Would it be easier if I accounted for overdispersion by including an observation level random effect and allowed it to assume a Poisson distribution?
Best Answer
Unfortunately, as far as I know, there is currently no accepted way to estimate repeatability using a zero-inflated model. This is because of the two different distributions being fitted to the data which (I'm assuming) makes it very difficult to estimate the total variance in the data.

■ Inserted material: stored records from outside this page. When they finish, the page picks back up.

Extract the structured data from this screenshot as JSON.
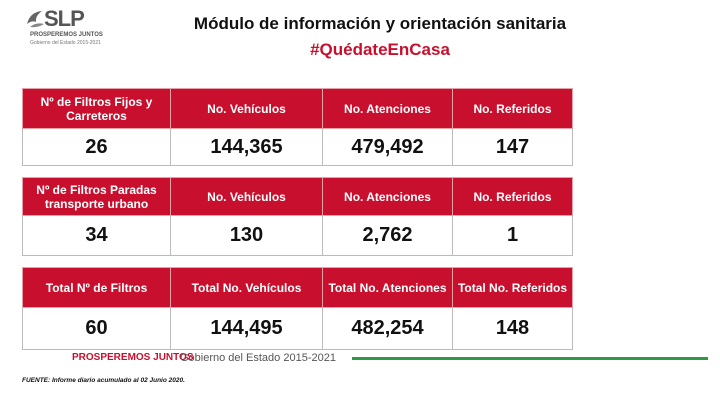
{
  "logo": {
    "text": "SLP",
    "line1": "PROSPEREMOS JUNTOS",
    "line2": "Gobierno del Estado 2015-2021"
  },
  "header": {
    "title": "Módulo de información y orientación sanitaria",
    "hashtag": "#QuédateEnCasa"
  },
  "tables": [
    {
      "headers": [
        "Nº de Filtros Fijos y Carreteros",
        "No. Vehículos",
        "No. Atenciones",
        "No. Referidos"
      ],
      "values": [
        "26",
        "144,365",
        "479,492",
        "147"
      ]
    },
    {
      "headers": [
        "Nº de Filtros Paradas transporte urbano",
        "No. Vehículos",
        "No. Atenciones",
        "No. Referidos"
      ],
      "values": [
        "34",
        "130",
        "2,762",
        "1"
      ]
    },
    {
      "headers": [
        "Total Nº de Filtros",
        "Total No. Vehículos",
        "Total No. Atenciones",
        "Total No. Referidos"
      ],
      "values": [
        "60",
        "144,495",
        "482,254",
        "148"
      ]
    }
  ],
  "footer": {
    "slogan": "PROSPEREMOS JUNTOS",
    "government": "Gobierno del Estado 2015-2021",
    "source": "FUENTE: Informe diario acumulado al 02 Junio 2020."
  }
}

However, you can estimate repeatability using a Poisson error distribution as you suggested. The details for this are best found in Nakagawa & Schielzeth 2010 (Repeatability for Gaussian and non-Gaussian data, Biol Reviews). They detail the equations you need to estimate the residual variance for Poisson (or count) data. The key will be to determine whether your model estimates the overdispersion as additive or multiplicative - this changes how to estimate the residual. I'm not sure what glmmADMB uses but I know that MCMCglmm uses additive overdispersion and glmmPQL uses multiplicative overdispersion (and you can fit mixed effect poisson models with both). Nakagawa & Shielzeth did create a R package for estimating repeatability (rptR) associated with the paper, but as far as I can remember it doesn't handle other fixed or random effects and I don't think it has been updated lately (hence I haven't used it in several years). However, if you can get the code from the package, maybe that would be helpful?